Tarik Belhachemi, MEA Head of Connectivity and UC/CX Business Development, Orange Business Services, said the old norm has gone and the new normal will be different or even radically different, depending on the sector. Belhachemi said education, hospitality and healthcare may shift back towards to the pre-COVID-19 norm based on their reliance on human touch and strong dependence on physical assets. “Many other sectors may experience a new norm with only minimum changes while others will transform,” he said. “For companies which had to radically change the way they worked during the COVID-19 pandemic (retail, IT, banking, insurance, MOFA) they have to continue their journey towards adopting a more flexible, agile and sustainable way of working. This has proven to be a factor for resilience during crisis and it has also accelerated adoption of services that benefit customers and employees (such as the acceleration of e-commerce and e-banking).

According to Belhachemi, the most important factor is ensuring that the user is at the centre of every decision. “Businesses that build working practices around employees, rather than forcing employees to bend to fixed approaches, will be much more successful at implementing hybrid working,” he said. “Every business is different but there is a general consensus that support for remote working usually improves organisational culture and employee engagement.”

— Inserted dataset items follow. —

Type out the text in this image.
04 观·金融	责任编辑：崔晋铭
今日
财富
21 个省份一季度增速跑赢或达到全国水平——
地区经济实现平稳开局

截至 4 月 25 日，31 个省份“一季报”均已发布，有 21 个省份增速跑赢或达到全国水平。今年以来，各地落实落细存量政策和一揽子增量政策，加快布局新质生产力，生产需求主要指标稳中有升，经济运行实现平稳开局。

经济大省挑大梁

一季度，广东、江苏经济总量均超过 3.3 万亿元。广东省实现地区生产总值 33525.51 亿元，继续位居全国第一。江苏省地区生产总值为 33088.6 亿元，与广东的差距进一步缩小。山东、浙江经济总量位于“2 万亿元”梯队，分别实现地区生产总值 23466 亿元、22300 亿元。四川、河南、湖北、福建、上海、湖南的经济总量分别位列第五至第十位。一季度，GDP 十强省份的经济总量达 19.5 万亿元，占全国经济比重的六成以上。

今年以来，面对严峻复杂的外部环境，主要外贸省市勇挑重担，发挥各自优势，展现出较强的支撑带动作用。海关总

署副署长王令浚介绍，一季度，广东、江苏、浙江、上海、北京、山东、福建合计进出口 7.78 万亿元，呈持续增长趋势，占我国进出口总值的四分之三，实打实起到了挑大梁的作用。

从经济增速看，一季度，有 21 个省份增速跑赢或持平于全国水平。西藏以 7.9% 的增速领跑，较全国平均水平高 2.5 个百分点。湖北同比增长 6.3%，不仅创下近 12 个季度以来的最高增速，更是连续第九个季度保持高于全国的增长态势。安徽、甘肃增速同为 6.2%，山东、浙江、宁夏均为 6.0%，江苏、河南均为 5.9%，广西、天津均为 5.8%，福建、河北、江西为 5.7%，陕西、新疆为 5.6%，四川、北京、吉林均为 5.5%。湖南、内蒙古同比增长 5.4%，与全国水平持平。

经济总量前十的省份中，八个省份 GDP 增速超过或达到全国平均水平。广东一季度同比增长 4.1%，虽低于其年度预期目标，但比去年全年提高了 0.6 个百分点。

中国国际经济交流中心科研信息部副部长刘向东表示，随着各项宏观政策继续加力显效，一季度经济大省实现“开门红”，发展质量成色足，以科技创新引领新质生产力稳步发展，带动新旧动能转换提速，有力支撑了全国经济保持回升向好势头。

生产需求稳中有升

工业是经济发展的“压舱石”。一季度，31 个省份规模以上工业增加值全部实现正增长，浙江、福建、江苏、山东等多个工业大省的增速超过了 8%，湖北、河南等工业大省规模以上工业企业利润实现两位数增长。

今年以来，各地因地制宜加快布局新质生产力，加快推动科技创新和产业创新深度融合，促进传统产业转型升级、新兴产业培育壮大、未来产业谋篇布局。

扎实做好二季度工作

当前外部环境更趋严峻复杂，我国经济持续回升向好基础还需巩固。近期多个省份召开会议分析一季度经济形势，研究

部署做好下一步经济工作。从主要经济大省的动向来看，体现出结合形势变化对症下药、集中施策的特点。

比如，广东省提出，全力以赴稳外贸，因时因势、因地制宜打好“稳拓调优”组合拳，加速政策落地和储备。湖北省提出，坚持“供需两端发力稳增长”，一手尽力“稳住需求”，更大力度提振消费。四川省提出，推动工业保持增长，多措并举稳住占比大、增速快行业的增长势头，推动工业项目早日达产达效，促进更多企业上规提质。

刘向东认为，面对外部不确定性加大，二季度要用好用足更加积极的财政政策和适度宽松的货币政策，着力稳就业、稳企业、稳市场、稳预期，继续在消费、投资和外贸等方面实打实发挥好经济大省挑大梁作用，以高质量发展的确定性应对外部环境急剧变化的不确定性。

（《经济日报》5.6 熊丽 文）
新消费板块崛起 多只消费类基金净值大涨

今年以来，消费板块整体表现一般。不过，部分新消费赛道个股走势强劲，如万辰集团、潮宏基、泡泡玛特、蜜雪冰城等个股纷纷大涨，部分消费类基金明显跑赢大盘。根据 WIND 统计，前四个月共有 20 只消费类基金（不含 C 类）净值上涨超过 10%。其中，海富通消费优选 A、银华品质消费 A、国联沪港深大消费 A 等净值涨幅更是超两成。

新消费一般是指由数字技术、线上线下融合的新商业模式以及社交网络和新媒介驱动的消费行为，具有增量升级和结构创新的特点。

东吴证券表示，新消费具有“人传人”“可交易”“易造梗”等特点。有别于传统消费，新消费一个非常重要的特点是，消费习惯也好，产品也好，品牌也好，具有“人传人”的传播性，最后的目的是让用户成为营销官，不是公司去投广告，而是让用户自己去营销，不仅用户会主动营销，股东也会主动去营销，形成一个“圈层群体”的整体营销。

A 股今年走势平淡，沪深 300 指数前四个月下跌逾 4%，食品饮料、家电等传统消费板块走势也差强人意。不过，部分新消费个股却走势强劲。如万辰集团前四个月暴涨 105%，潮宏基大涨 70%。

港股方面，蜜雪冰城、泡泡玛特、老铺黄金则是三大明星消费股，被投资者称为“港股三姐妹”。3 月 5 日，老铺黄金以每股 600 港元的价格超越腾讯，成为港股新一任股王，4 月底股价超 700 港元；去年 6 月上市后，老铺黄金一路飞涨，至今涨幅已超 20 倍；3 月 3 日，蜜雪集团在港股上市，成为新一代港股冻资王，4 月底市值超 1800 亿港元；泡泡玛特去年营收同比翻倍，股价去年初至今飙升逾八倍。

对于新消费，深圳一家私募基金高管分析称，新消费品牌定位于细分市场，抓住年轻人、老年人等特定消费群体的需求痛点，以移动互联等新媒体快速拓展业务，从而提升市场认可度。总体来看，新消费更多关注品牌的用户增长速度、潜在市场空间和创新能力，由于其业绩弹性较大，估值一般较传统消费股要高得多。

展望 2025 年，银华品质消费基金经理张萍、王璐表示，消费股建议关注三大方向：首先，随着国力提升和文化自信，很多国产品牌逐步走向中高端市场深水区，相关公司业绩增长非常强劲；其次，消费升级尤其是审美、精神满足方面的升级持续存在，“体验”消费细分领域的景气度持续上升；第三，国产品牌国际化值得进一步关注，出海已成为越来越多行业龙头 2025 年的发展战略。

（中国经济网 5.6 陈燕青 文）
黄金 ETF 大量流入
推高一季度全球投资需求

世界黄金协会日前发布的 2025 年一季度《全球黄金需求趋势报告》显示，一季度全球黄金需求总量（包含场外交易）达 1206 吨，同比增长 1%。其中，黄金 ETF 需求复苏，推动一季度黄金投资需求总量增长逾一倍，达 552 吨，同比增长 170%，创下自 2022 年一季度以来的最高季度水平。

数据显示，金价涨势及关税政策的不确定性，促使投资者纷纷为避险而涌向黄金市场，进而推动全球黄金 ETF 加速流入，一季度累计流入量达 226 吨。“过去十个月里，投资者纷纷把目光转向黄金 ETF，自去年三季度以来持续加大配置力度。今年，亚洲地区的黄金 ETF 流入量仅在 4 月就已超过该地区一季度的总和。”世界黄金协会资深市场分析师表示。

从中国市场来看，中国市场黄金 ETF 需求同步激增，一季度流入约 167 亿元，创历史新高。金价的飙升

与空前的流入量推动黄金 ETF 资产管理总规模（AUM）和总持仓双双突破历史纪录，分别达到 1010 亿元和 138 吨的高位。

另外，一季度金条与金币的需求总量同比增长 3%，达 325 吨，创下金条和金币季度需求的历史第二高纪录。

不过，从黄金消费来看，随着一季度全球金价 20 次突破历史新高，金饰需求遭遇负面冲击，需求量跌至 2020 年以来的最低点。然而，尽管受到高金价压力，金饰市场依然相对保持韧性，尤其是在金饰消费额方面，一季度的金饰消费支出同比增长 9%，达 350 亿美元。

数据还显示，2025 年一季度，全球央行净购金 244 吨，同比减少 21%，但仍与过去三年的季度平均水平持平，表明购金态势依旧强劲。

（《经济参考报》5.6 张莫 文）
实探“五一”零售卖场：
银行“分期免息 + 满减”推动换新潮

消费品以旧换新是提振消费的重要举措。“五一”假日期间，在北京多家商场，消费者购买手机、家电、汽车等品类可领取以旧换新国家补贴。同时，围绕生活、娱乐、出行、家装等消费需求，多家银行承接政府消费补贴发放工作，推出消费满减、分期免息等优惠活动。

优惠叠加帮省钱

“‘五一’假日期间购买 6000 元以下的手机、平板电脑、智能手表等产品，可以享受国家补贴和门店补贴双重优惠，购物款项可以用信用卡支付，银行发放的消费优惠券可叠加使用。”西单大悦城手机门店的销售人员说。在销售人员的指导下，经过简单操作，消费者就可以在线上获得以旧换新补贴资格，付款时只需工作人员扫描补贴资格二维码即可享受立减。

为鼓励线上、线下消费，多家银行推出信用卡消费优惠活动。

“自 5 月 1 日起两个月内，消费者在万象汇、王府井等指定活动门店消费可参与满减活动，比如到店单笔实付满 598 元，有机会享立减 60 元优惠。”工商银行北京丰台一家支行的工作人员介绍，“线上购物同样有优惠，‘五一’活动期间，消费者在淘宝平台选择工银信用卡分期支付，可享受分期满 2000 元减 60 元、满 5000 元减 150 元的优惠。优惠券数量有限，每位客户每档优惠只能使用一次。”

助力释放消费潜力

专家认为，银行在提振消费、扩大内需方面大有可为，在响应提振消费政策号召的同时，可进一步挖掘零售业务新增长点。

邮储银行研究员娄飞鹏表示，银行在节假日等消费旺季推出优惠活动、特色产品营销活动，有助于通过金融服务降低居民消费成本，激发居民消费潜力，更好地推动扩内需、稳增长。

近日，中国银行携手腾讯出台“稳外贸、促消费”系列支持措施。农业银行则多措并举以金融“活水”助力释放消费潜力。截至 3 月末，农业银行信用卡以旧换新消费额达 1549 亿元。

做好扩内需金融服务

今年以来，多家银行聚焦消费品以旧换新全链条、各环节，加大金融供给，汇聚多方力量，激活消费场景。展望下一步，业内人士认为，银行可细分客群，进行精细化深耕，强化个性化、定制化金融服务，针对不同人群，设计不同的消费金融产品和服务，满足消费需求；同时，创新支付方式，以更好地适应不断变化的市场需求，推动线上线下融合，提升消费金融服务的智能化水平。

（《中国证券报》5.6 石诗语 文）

Ali Elsabban, Head of Corporate, Pearson Middle East, said a good work culture is the backbone of every organisation and has a huge impact on the overall business performance. Elsabban said while a physical space does not make a company culture, it can become more challenging to uphold a successful corporate culture across dispersed employees, teams and offices. “The aim for these team members is to achieve a common business goal. Organisations that are exploring the hybrid work model should implement policies to retain the talent and allow them to grow as the company does,” he said. “Additionally, it is important for these organisations to enable virtual interaction with their employees and engage in an organic conversation through surveys, polls and other engagement tools.”

He said once the model has been implemented, it is crucial to collect data and continue to get their feedback on possible improvements on areas that can help the company grow in a lateral format and enhance the work culture.

Max Hsu – Regional Director MEA, ViewSonic, said most enterprises have embraced new ways of remote working in the past 15 months, aiding in building on the shared regional experience of the lockdown phase. However, observed Hsu, public memory is often short and more needs to be done by organisations to ensure that the value that their remote working model has generated during the pandemic is inculcated in the company’s culture in the post-pandemic period. “Apart from making some major technological changes, companies will be required to make a cultural change for the region that will positively support the transformation and help reap the benefits of the value created by their hybrid working models. Imparting the right lessons and applying them swiftly will empower the region to advance at a greater speed towards a digital future that benefits everyone in the region,” he added.